Were there more people without lawyers than you anticipated?
Yes. As a matter of fact, I had one jury trial where the plaintiff represented himself. It was a difficult situation for him and for me. I had to point out to him, procedurally, what he could do: You have to ask questions, but you don’t make statements. Early on, I went to what they call new judges’ school and that was one of the points they made: You have to at least try to level the playing field, but you don’t give legal advice.
Looking back, was this a good time for you to do a stint on the bench? Or is it something you wish you’d done earlier in your career?
Yes and yes. I had applied for this position two other times. One of my thoughts was I thought it would be a nice way to slow down because I tended to be at the office most nights and always on Saturday and usually on Sunday. The courthouse is closed on Saturday and Sunday, so I thought that would be a good way to slow down.
But I now wish that I had put a little time in on the bench at the start of my career, so I could learn how ineffective a lot of things we trial lawyers do really are: All you do is alienate the judge when you start playing games with other lawyers and with witnesses. If I do go back to some trial work, my approach will be a lot different. I think I’ll be much less of a pain in the rear as a trial lawyer in the future.
Because you knew you were a short-timer, did you try harder to settle cases and mediate disputes?
You know, I wonder about that. I wonder if perhaps I was more conscientious because I was only going to be here for 18 months — more so than I’d have been if I’d been here for six years. Yeah, I think that did help.

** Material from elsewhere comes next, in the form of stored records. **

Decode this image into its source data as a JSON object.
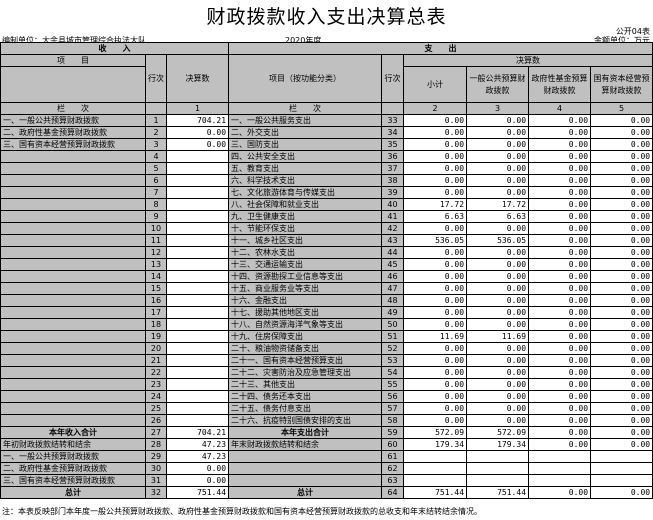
{
  "title": "财政拨款收入支出决算总表",
  "form_code": "公开04表",
  "unit": "编制单位：大余县城市管理综合执法大队",
  "year": "2020年度",
  "money_unit": "金额单位：万元",
  "header": {
    "income": "收　　入",
    "expense": "支　　出",
    "item": "项　　目",
    "row_no": "行次",
    "amount": "决算数",
    "item_func": "项目（按功能分类）",
    "final": "决算数",
    "subtotal": "小计",
    "c3": "一般公共预算财政拨款",
    "c4": "政府性基金预算财政拨款",
    "c5": "国有资本经营预算财政拨款",
    "col_label": "栏　　次",
    "n1": "1",
    "n2": "2",
    "n3": "3",
    "n4": "4",
    "n5": "5"
  },
  "rows": [
    {
      "l": "一、一般公共预算财政拨款",
      "ln": "1",
      "a": "704.21",
      "r": "一、一般公共服务支出",
      "rn": "33",
      "v": [
        "0.00",
        "0.00",
        "0.00",
        "0.00"
      ]
    },
    {
      "l": "二、政府性基金预算财政拨款",
      "ln": "2",
      "a": "0.00",
      "r": "二、外交支出",
      "rn": "34",
      "v": [
        "0.00",
        "0.00",
        "0.00",
        "0.00"
      ]
    },
    {
      "l": "三、国有资本经营预算财政拨款",
      "ln": "3",
      "a": "0.00",
      "r": "三、国防支出",
      "rn": "35",
      "v": [
        "0.00",
        "0.00",
        "0.00",
        "0.00"
      ]
    },
    {
      "l": "",
      "ln": "4",
      "a": "",
      "r": "四、公共安全支出",
      "rn": "36",
      "v": [
        "0.00",
        "0.00",
        "0.00",
        "0.00"
      ]
    },
    {
      "l": "",
      "ln": "5",
      "a": "",
      "r": "五、教育支出",
      "rn": "37",
      "v": [
        "0.00",
        "0.00",
        "0.00",
        "0.00"
      ]
    },
    {
      "l": "",
      "ln": "6",
      "a": "",
      "r": "六、科学技术支出",
      "rn": "38",
      "v": [
        "0.00",
        "0.00",
        "0.00",
        "0.00"
      ]
    },
    {
      "l": "",
      "ln": "7",
      "a": "",
      "r": "七、文化旅游体育与传媒支出",
      "rn": "39",
      "v": [
        "0.00",
        "0.00",
        "0.00",
        "0.00"
      ]
    },
    {
      "l": "",
      "ln": "8",
      "a": "",
      "r": "八、社会保障和就业支出",
      "rn": "40",
      "v": [
        "17.72",
        "17.72",
        "0.00",
        "0.00"
      ]
    },
    {
      "l": "",
      "ln": "9",
      "a": "",
      "r": "九、卫生健康支出",
      "rn": "41",
      "v": [
        "6.63",
        "6.63",
        "0.00",
        "0.00"
      ]
    },
    {
      "l": "",
      "ln": "10",
      "a": "",
      "r": "十、节能环保支出",
      "rn": "42",
      "v": [
        "0.00",
        "0.00",
        "0.00",
        "0.00"
      ]
    },
    {
      "l": "",
      "ln": "11",
      "a": "",
      "r": "十一、城乡社区支出",
      "rn": "43",
      "v": [
        "536.05",
        "536.05",
        "0.00",
        "0.00"
      ]
    },
    {
      "l": "",
      "ln": "12",
      "a": "",
      "r": "十二、农林水支出",
      "rn": "44",
      "v": [
        "0.00",
        "0.00",
        "0.00",
        "0.00"
      ]
    },
    {
      "l": "",
      "ln": "13",
      "a": "",
      "r": "十三、交通运输支出",
      "rn": "45",
      "v": [
        "0.00",
        "0.00",
        "0.00",
        "0.00"
      ]
    },
    {
      "l": "",
      "ln": "14",
      "a": "",
      "r": "十四、资源勘探工业信息等支出",
      "rn": "46",
      "v": [
        "0.00",
        "0.00",
        "0.00",
        "0.00"
      ]
    },
    {
      "l": "",
      "ln": "15",
      "a": "",
      "r": "十五、商业服务业等支出",
      "rn": "47",
      "v": [
        "0.00",
        "0.00",
        "0.00",
        "0.00"
      ]
    },
    {
      "l": "",
      "ln": "16",
      "a": "",
      "r": "十六、金融支出",
      "rn": "48",
      "v": [
        "0.00",
        "0.00",
        "0.00",
        "0.00"
      ]
    },
    {
      "l": "",
      "ln": "17",
      "a": "",
      "r": "十七、援助其他地区支出",
      "rn": "49",
      "v": [
        "0.00",
        "0.00",
        "0.00",
        "0.00"
      ]
    },
    {
      "l": "",
      "ln": "18",
      "a": "",
      "r": "十八、自然资源海洋气象等支出",
      "rn": "50",
      "v": [
        "0.00",
        "0.00",
        "0.00",
        "0.00"
      ]
    },
    {
      "l": "",
      "ln": "19",
      "a": "",
      "r": "十九、住房保障支出",
      "rn": "51",
      "v": [
        "11.69",
        "11.69",
        "0.00",
        "0.00"
      ]
    },
    {
      "l": "",
      "ln": "20",
      "a": "",
      "r": "二十、粮油物资储备支出",
      "rn": "52",
      "v": [
        "0.00",
        "0.00",
        "0.00",
        "0.00"
      ]
    },
    {
      "l": "",
      "ln": "21",
      "a": "",
      "r": "二十一、国有资本经营预算支出",
      "rn": "53",
      "v": [
        "0.00",
        "0.00",
        "0.00",
        "0.00"
      ]
    },
    {
      "l": "",
      "ln": "22",
      "a": "",
      "r": "二十二、灾害防治及应急管理支出",
      "rn": "54",
      "v": [
        "0.00",
        "0.00",
        "0.00",
        "0.00"
      ]
    },
    {
      "l": "",
      "ln": "23",
      "a": "",
      "r": "二十三、其他支出",
      "rn": "55",
      "v": [
        "0.00",
        "0.00",
        "0.00",
        "0.00"
      ]
    },
    {
      "l": "",
      "ln": "24",
      "a": "",
      "r": "二十四、债务还本支出",
      "rn": "56",
      "v": [
        "0.00",
        "0.00",
        "0.00",
        "0.00"
      ]
    },
    {
      "l": "",
      "ln": "25",
      "a": "",
      "r": "二十五、债务付息支出",
      "rn": "57",
      "v": [
        "0.00",
        "0.00",
        "0.00",
        "0.00"
      ]
    },
    {
      "l": "",
      "ln": "26",
      "a": "",
      "r": "二十六、抗疫特别国债安排的支出",
      "rn": "58",
      "v": [
        "0.00",
        "0.00",
        "0.00",
        "0.00"
      ]
    },
    {
      "l": "本年收入合计",
      "ln": "27",
      "a": "704.21",
      "r": "本年支出合计",
      "rn": "59",
      "v": [
        "572.09",
        "572.09",
        "0.00",
        "0.00"
      ],
      "bold": true
    },
    {
      "l": "年初财政拨款结转和结余",
      "ln": "28",
      "a": "47.23",
      "r": "年末财政拨款结转和结余",
      "rn": "60",
      "v": [
        "179.34",
        "179.34",
        "0.00",
        "0.00"
      ]
    },
    {
      "l": "一、一般公共预算财政拨款",
      "ln": "29",
      "a": "47.23",
      "r": "",
      "rn": "61",
      "v": [
        "",
        "",
        "",
        ""
      ]
    },
    {
      "l": "二、政府性基金预算财政拨款",
      "ln": "30",
      "a": "0.00",
      "r": "",
      "rn": "62",
      "v": [
        "",
        "",
        "",
        ""
      ]
    },
    {
      "l": "三、国有资本经营预算财政拨款",
      "ln": "31",
      "a": "0.00",
      "r": "",
      "rn": "63",
      "v": [
        "",
        "",
        "",
        ""
      ]
    },
    {
      "l": "总计",
      "ln": "32",
      "a": "751.44",
      "r": "总计",
      "rn": "64",
      "v": [
        "751.44",
        "751.44",
        "0.00",
        "0.00"
      ],
      "bold": true
    }
  ],
  "note": "注：本表反映部门本年度一般公共预算财政拨款、政府性基金预算财政拨款和国有资本经营预算财政拨款的总收支和年末结转结余情况。"
}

And of your colleagues on the bench: Is there anyone you want to single out for their counsel or collegiality?
The caliber of the judiciary in this area is outstanding. The judges we have right now are really good caliber. If something came up that I wasn’t sure about, I could run down to any one of them and just chat with them. They’d share their experiences with me — and they don’t make the decisions for you — but they’d say, ‘Well, you should think about that...” or, “You know, the statute requires this….”
They’ve been very helpful and they’re a good group of people. Of course, there are five of us in this (downtown) courthouse and two of them (Judges Michael Jansz and Karen Eiten) had been my partners for a number of years before they went on the bench. So we had pretty good collegiality before then.